Natürlich waren bei der Feier auch von uns alle versammelt, denn zu Beginn haben drei Familien in unserem Haus gelebt: meine Eltern und ich, außerdem ein älteres Ehepaar, die für mich wie Zieh-Großeltern waren und schließlich die Cousine meines Vaters mit ihrem kleinen Sohn.
Wie kam es zu dieser Wohngemeinschaft?
Meine Eltern und ich haben im 8. Bezirk gelebt, weil wir dort ein Lebensmittelgeschäft hatten. An den Wochenenden waren wir gerne und oft zu Besuch bei einem älteren Ehepaar, das in Grinzing ein Haus mit Garten hatte. Als sie plötzlich von dort wegmussten und damit ohne Wohnsitz waren, arrangierte mein Vater, dass wir mithilfe des Bauspardarlehens von Wüstenrot unser Haus bauten und das befreundete Ehepaar im Untergeschoß einziehen konnte. Sie waren wie meine Zieh-Großeltern und lebten bis in die frühen 1960er-Jahre hier bei uns. Im Gegenzug haben sie sich um den Garten gekümmert. Ich erinnere mich sehr gut daran, weil der „Großvater“ sehr streng war und immer geschimpft hat, wenn ich auf den Rasen gestiegen bin. (lacht)

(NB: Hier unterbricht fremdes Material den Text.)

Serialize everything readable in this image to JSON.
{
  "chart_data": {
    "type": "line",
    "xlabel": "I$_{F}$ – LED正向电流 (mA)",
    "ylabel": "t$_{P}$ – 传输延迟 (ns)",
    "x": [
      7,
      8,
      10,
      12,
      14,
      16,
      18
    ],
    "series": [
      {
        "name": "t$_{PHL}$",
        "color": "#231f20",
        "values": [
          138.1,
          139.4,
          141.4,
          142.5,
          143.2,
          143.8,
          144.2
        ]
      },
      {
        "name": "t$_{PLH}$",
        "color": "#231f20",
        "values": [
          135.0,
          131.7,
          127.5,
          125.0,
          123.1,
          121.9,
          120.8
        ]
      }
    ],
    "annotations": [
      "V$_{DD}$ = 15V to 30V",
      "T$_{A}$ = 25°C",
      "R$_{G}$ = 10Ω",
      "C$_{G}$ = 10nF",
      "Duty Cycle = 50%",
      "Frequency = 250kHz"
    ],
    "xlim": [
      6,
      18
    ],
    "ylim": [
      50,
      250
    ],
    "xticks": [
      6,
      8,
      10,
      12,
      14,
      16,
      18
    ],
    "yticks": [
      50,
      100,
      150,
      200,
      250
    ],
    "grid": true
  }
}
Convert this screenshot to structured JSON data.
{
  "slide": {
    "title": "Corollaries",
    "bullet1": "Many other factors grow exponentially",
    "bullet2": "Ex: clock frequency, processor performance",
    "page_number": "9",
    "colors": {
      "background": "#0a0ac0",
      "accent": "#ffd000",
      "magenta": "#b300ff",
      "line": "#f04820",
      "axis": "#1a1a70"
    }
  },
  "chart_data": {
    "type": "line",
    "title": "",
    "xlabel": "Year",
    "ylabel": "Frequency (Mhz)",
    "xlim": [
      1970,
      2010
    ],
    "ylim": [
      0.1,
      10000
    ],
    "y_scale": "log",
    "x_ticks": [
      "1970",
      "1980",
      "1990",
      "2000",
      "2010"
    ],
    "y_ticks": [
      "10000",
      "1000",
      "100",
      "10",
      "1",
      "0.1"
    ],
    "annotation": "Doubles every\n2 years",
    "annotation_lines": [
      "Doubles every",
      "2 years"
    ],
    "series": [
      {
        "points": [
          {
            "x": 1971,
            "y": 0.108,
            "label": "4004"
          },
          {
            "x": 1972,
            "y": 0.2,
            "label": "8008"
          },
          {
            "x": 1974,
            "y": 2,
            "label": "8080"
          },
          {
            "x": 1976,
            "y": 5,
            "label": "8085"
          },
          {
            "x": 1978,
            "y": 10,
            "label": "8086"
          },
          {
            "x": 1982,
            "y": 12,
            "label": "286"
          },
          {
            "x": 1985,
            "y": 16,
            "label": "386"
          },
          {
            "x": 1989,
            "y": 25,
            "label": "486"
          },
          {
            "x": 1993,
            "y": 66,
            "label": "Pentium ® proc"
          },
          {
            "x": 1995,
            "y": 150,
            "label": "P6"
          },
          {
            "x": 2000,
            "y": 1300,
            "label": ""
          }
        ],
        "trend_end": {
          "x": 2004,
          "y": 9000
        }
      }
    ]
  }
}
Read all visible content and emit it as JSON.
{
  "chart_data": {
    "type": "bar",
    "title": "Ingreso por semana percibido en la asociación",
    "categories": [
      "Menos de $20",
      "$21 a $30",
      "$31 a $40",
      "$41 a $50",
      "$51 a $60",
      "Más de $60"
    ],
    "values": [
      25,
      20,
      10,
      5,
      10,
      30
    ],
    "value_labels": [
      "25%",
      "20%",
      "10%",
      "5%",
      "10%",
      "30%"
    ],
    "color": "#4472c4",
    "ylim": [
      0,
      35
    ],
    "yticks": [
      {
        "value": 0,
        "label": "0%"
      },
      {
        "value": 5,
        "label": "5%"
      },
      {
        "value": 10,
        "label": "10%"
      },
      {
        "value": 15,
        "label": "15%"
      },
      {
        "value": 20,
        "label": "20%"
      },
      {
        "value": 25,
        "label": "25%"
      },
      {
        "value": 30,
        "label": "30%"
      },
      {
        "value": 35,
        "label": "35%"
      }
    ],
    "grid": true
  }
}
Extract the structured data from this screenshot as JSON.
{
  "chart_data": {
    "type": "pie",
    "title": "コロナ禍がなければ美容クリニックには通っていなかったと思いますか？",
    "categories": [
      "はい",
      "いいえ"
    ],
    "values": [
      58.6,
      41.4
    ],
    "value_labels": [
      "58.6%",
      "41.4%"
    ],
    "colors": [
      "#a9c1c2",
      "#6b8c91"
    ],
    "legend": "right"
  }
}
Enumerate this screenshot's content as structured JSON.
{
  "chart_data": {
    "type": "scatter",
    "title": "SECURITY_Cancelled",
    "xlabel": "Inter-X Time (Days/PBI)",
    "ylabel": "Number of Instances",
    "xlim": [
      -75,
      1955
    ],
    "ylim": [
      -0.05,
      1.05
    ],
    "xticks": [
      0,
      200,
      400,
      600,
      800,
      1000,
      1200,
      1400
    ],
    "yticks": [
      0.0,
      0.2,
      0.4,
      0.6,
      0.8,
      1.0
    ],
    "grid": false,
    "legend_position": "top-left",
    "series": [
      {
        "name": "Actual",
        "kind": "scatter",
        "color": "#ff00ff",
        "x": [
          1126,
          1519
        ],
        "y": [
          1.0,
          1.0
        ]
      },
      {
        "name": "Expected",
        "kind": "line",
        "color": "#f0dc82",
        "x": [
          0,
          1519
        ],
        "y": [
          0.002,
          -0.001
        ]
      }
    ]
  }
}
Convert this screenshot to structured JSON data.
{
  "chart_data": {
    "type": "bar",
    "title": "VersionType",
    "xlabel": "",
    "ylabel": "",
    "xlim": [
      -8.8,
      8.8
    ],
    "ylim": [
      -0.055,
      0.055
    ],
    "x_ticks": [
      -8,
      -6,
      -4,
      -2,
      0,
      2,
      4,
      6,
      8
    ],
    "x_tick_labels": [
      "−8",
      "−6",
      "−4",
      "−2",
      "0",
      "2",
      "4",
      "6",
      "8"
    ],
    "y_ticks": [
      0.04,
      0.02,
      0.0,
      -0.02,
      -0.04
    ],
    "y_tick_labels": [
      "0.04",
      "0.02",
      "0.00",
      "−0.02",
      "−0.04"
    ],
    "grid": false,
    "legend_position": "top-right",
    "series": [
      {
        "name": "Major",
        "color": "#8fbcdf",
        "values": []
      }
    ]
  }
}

Auch die Cousine meines Vaters suchte ein Zuhause für sich und ihren kleinen Sohn – also zogen sie bei uns ein. Mit dem Sohn der Cousine habe damals viel Zeit verbracht, weil wir fast gleich alt waren. Man kann sagen, dass wir fast wie Brüder aufgewachsen sind.
Wie lange leben Sie schon in Ihrem Haus?
Mittlerweile sind es 62 Jahre, dass wir hier unseren Hauptwohnsitz haben. Nachdem wir geheiratet haben, sind wir gemeinsam mit meiner Mutter eingezogen. Später kam auch noch meine Schwiegermutter dazu und dann natürlich unsere Töchter.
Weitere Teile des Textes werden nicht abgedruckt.